WORLD / AMERICAS
Ecuador jail, military heads resign after prison violence
Published: Nov 16, 2021 05:38 PM
People wait outside the Litoral Penitentiary to receive information about their relatives after clashes occurred in the prison in Guayaquil, Ecuador, Nov. 13, 2021.Photo:Xinhua

People wait outside the Litoral Penitentiary to receive information about their relatives after clashes occurred in the prison in Guayaquil, Ecuador, Nov. 13, 2021.Photo:Xinhua

Ecuador is "seriously threatened" by drug trafficking mafias who want to "take control of all the country's prisons," President Guillermo Lasso said Monday, after the heads of the armed forces and the prison service quit following jail riots that left 68 people dead.

Lasso said a "massive operation" was underway by the police and the army in the overcrowded prison in Guayaquil, where two days of fighting between inmates armed with guns, machetes and explosives claimed dozens of lives.

The president said the country faced "one of the biggest crises in recent decades" and warned that the same drugs mafias "were bringing insecurity to our streets." 

He promised joint action to end the repeated slaughters at the country's prisons.

Soldiers with rifles entered the perimeter of Guayas 1 prison, which includes several security rings, during the day, according to AFP journalists on the scene. But by the evening they had not yet entered the wings where the prisoners live, according to a military source. 

The 1,000 police and soldiers entered Guayas 1 "to control access and the external and internal perimeter," Lasso said.

Lasso was speaking after accepting the resignations of Vice Admiral Jorge Cabrera, head of the joint command, and Bolivar Garzon, head of the SNAI prisons agency.

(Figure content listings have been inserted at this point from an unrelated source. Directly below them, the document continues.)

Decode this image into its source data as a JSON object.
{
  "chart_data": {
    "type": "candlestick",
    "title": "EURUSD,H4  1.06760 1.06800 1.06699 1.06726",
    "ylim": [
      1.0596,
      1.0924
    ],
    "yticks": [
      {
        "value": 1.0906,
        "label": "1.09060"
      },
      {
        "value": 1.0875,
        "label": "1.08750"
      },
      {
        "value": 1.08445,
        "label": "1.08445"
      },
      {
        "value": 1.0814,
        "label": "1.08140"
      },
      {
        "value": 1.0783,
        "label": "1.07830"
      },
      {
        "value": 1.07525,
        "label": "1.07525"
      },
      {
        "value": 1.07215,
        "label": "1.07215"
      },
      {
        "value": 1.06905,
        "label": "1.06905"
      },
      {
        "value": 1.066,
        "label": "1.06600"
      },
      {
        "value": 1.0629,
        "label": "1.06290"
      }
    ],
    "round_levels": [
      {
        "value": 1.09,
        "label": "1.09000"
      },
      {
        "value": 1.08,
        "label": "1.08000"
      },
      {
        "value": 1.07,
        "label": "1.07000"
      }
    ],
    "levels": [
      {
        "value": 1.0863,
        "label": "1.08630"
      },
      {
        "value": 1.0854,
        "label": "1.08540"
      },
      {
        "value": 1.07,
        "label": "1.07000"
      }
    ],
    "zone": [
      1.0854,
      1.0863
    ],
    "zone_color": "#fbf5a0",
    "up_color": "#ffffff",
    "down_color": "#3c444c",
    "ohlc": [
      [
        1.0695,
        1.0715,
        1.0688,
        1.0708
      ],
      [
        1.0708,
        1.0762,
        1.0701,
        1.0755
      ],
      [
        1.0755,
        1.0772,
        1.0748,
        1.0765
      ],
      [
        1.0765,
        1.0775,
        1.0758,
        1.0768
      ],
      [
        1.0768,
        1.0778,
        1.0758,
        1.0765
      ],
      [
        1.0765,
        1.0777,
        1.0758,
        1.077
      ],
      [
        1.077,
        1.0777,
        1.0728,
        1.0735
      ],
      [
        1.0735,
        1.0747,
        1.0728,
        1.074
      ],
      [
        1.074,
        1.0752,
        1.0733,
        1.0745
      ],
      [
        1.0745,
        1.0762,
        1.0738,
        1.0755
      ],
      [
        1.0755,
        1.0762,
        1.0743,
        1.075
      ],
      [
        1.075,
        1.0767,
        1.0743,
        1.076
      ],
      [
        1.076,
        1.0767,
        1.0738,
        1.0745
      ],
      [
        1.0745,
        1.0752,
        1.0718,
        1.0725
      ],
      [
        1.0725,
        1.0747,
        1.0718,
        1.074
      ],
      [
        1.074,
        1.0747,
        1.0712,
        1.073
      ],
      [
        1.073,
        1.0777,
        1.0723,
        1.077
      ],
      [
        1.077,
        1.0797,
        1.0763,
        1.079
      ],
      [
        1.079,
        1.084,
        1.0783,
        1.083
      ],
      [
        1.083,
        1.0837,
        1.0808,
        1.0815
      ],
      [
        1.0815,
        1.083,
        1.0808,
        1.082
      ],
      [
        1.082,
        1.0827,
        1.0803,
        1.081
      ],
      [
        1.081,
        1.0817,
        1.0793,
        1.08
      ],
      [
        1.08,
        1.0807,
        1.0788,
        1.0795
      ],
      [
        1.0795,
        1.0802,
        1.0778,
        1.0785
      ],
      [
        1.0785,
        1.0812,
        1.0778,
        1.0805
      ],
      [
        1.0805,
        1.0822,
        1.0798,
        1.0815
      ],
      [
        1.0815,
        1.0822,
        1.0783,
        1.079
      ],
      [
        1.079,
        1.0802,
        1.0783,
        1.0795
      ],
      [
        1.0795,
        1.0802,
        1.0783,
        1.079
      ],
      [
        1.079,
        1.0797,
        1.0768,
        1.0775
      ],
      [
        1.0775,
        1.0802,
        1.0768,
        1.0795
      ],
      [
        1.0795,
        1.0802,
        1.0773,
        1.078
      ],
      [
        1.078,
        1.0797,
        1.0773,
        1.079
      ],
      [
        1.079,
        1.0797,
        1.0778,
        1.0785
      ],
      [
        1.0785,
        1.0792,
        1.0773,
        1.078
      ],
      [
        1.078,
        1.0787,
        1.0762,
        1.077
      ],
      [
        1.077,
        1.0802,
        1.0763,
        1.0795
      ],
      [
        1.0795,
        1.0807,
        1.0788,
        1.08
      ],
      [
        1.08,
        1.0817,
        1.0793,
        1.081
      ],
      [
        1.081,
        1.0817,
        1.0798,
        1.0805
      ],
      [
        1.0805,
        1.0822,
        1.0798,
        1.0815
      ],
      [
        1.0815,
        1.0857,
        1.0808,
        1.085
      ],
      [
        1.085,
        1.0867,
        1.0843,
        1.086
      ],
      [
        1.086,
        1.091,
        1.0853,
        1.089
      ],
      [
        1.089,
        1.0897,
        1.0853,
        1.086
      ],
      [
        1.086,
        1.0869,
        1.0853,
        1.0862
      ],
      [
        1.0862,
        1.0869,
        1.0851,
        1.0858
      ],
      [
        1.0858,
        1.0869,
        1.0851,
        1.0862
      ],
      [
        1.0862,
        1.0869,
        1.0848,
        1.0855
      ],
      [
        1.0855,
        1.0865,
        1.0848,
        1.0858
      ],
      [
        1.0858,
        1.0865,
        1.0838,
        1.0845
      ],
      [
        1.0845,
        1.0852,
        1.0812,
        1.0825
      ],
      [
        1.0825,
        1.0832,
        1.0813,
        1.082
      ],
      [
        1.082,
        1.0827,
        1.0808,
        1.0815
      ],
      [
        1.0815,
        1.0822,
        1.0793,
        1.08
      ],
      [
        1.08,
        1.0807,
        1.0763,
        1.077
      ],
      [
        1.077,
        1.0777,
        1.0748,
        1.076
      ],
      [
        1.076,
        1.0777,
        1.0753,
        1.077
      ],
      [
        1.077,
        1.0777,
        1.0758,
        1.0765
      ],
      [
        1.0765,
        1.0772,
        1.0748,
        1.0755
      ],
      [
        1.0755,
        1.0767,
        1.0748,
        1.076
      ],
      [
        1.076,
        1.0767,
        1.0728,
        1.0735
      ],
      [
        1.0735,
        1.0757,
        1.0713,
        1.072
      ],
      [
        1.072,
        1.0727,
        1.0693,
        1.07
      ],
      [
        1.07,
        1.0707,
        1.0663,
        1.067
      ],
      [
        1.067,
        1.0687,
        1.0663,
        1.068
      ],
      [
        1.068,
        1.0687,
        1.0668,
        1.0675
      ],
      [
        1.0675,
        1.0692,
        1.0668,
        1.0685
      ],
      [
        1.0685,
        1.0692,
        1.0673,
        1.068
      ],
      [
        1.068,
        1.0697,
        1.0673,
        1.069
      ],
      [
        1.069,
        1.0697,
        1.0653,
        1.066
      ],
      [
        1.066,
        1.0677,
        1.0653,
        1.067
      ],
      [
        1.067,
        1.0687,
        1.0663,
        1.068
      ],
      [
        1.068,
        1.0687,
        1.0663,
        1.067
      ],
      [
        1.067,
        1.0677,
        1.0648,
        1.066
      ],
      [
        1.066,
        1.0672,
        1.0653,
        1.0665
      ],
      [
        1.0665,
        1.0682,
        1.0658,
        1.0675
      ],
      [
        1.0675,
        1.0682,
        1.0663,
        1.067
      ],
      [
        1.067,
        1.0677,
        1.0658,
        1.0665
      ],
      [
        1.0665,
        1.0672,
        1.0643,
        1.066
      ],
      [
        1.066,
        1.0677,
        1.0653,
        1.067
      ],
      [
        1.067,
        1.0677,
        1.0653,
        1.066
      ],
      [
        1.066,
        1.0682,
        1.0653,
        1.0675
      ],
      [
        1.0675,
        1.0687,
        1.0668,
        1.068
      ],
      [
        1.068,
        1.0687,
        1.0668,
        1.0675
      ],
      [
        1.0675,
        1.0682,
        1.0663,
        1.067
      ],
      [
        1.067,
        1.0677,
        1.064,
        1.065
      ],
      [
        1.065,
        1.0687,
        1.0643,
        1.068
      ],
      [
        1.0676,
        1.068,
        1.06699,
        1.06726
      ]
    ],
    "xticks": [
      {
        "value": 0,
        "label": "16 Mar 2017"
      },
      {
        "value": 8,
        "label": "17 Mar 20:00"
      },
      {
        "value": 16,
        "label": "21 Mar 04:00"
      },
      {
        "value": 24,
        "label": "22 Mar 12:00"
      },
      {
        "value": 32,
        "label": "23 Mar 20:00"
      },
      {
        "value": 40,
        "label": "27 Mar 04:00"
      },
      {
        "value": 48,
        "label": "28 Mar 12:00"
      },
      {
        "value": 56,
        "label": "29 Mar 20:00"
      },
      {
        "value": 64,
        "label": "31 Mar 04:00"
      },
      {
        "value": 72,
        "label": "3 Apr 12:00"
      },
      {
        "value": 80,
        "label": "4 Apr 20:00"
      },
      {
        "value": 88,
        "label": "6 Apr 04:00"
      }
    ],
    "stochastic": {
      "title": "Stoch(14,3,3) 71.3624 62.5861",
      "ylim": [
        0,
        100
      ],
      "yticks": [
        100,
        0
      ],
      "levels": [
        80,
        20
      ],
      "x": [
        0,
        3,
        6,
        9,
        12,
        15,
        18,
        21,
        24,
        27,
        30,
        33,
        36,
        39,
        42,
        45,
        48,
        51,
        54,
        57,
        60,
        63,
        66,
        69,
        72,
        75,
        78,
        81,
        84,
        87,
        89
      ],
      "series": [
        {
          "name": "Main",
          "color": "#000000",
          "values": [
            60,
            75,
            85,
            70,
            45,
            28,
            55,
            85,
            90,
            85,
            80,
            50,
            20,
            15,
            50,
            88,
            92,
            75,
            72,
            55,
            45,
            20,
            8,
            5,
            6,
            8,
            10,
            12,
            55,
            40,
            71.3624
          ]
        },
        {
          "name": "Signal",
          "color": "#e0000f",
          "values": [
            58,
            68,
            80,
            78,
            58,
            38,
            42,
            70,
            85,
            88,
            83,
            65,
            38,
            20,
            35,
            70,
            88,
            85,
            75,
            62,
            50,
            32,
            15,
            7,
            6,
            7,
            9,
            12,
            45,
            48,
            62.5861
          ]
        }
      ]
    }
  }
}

Social media posts showed gruesome images of prisoners beating and setting fire to bloodied bodies.

"The country is under attack, under an international mafia of drug cartels," presidential spokesperson Carlos Jijon told the Teleamazonas network.

In 2021, Ecuador's violent, decrepit and overcrowded prisons have seen some of the worst rioting in the history of Latin American penitentiaries.